Liked for their attractive appearance and easy interpretation, Bollinger Bands are in the top three most popular indicators. John Bollinger developed two bands that reflect volatility and are located over and under a moving average.
To determine volatility and measure it, Bollinger uses standard deviations, which change with the up and down movement of volatility.
Here’s the formulae used to calculate it:
Middle Band = 20-day simple moving average (SMA)
Upper Band = 20-day SMA + (20-day standard deviation of price x 2)
Lower Band = 20-day SMA – (20-day standard deviation of price x 2)
The band in the middle is a simple moving average based on the last 20 periods. The standard deviation also has a 20 period time frame. The two other bands are typically 2 standard deviations apart from the moving average line.
These are the standard setting used in almost all trading platforms but we have to point out that Bollinger Bands are indeed one of the indicators that traders tend to adjust quite often.
John Bollinger himself makes several recommendations that can make it easier to use the indicator for longer timeframes.
If you want to cover 50 periods then you can increase the standard deviation multiplier from 2 to 2.1. He also advises that 10 period bands should have a smaller multiplier of 1.9.

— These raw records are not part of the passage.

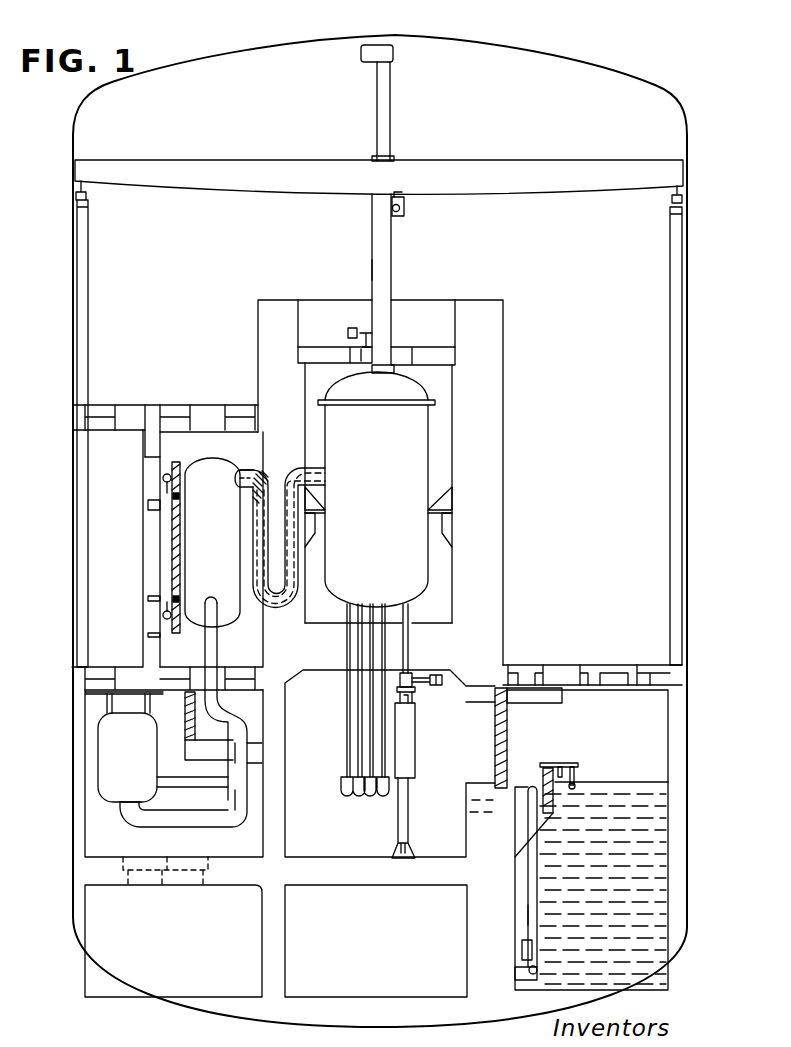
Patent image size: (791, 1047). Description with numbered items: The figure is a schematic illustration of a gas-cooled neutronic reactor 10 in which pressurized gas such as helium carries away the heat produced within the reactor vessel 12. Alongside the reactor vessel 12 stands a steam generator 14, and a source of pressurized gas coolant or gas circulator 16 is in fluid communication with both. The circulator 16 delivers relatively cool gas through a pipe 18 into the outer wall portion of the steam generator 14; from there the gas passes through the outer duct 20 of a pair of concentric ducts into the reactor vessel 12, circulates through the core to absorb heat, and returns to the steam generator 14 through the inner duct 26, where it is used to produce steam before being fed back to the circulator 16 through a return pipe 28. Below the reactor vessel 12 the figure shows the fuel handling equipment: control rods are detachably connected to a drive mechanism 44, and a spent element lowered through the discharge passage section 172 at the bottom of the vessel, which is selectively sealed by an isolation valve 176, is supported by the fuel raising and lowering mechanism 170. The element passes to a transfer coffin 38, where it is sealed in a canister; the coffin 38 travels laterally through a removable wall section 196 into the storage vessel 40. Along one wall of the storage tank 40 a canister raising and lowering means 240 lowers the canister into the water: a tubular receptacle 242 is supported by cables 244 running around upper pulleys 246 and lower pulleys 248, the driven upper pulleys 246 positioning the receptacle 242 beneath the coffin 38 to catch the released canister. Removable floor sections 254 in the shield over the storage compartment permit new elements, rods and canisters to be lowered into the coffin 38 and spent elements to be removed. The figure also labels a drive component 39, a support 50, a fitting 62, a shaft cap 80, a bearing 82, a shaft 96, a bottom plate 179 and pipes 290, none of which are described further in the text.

The gas-cooled neutronic reactor 10 is at (521, 125).
The reactor vessel 12 is at (386, 484).
The steam generator 14 is at (220, 541).
The gas circulator 16 is at (138, 770).
The pipe 18 is at (213, 657).
The outer duct 20 is at (262, 488).
The inner duct 26 is at (270, 494).
The return pipe 28 is at (182, 828).
The transfer coffin 38 is at (418, 742).
The drive assembly 39 is at (396, 268).
The storage vessel 40 is at (636, 759).
The drive mechanism 44 is at (364, 803).
The support shelf 50 is at (398, 356).
The sensor 62 is at (357, 322).
The shaft cap 80 is at (358, 56).
The bearing device 82 is at (405, 202).
The shaft 96 is at (371, 239).
The fuel raising and lowering mechanism 170 is at (406, 820).
The discharge passage section 172 is at (402, 640).
The isolation valve 176 is at (440, 673).
The bottom plate 179 is at (437, 622).
The removable wall section 196 is at (507, 732).
The canister raising and lowering means 240 is at (525, 870).
The tubular receptacle 242 is at (521, 952).
The cables 244 is at (527, 913).
The upper pulleys 246 is at (530, 783).
The lower pulleys 248 is at (537, 983).
The removable floor sections 254 is at (637, 672).
The pipes 290 is at (360, 706).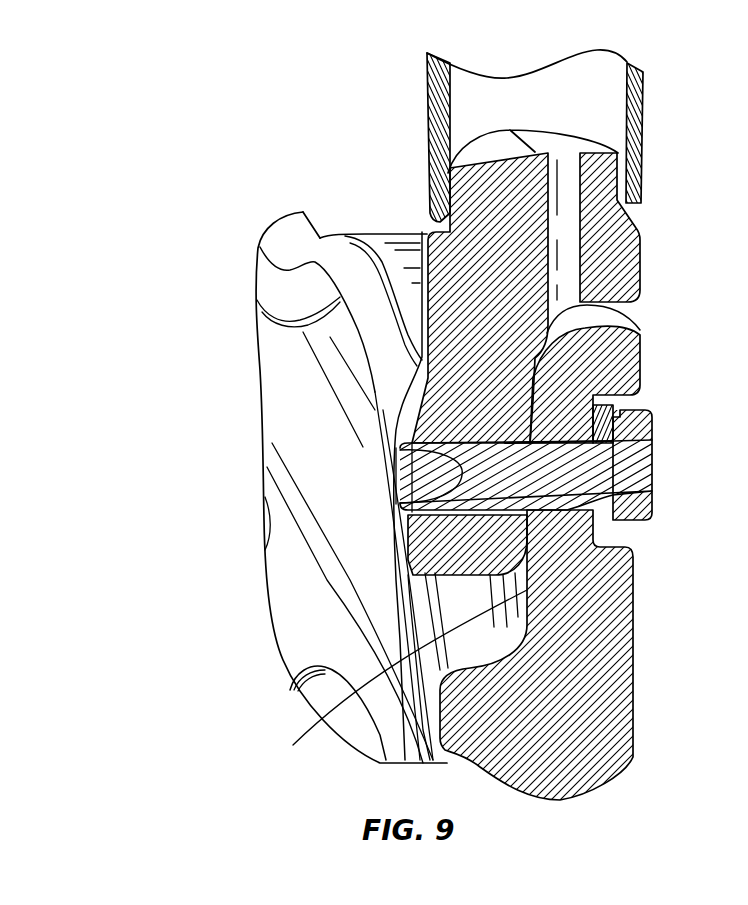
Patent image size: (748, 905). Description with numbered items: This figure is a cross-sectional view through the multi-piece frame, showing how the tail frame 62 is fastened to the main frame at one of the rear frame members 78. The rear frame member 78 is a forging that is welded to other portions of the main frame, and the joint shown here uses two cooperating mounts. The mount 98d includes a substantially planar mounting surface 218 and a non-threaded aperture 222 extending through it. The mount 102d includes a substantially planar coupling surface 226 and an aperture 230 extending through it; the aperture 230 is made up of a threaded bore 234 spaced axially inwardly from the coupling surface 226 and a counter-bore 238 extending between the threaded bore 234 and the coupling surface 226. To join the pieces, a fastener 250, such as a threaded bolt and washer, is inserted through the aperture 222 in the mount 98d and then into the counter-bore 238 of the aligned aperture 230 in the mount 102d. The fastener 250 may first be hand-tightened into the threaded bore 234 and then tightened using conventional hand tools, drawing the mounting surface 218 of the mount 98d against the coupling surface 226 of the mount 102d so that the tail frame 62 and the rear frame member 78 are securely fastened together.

The tail frame 62 is at (643, 108).
The mount 102d is at (443, 383).
The coupling surface 226 is at (593, 403).
The fastener 250 is at (640, 436).
The aperture 222 is at (593, 487).
The aperture 230 is at (405, 475).
The threaded bore 234 is at (405, 483).
The counter-bore 238 is at (460, 455).
The rear frame member 78 is at (367, 582).
The mounting surface 218 is at (300, 738).
The mount 98d is at (607, 689).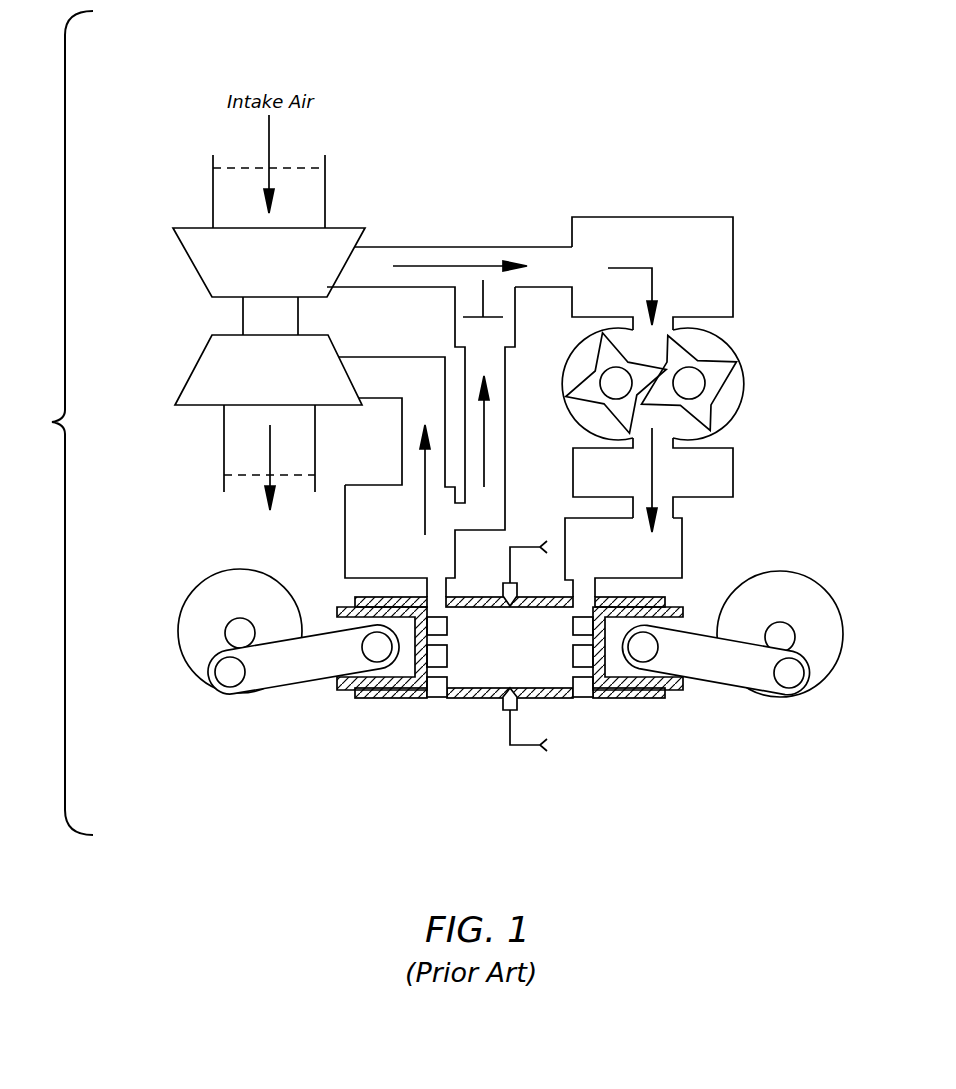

Moves over or under the bands are NOT signals! They can be markers for strong volume, larger orders and being overbought or oversold but not exact tops or bottoms.
The calculation of the bands, according to its creator, should leave 89% of price action within them. Any move outside them is significant and there is a reason for it. But the most popular way to use the bands is to confirm support and resistance levels, as well as relatively small moves between the moving average and either the upper or lower band.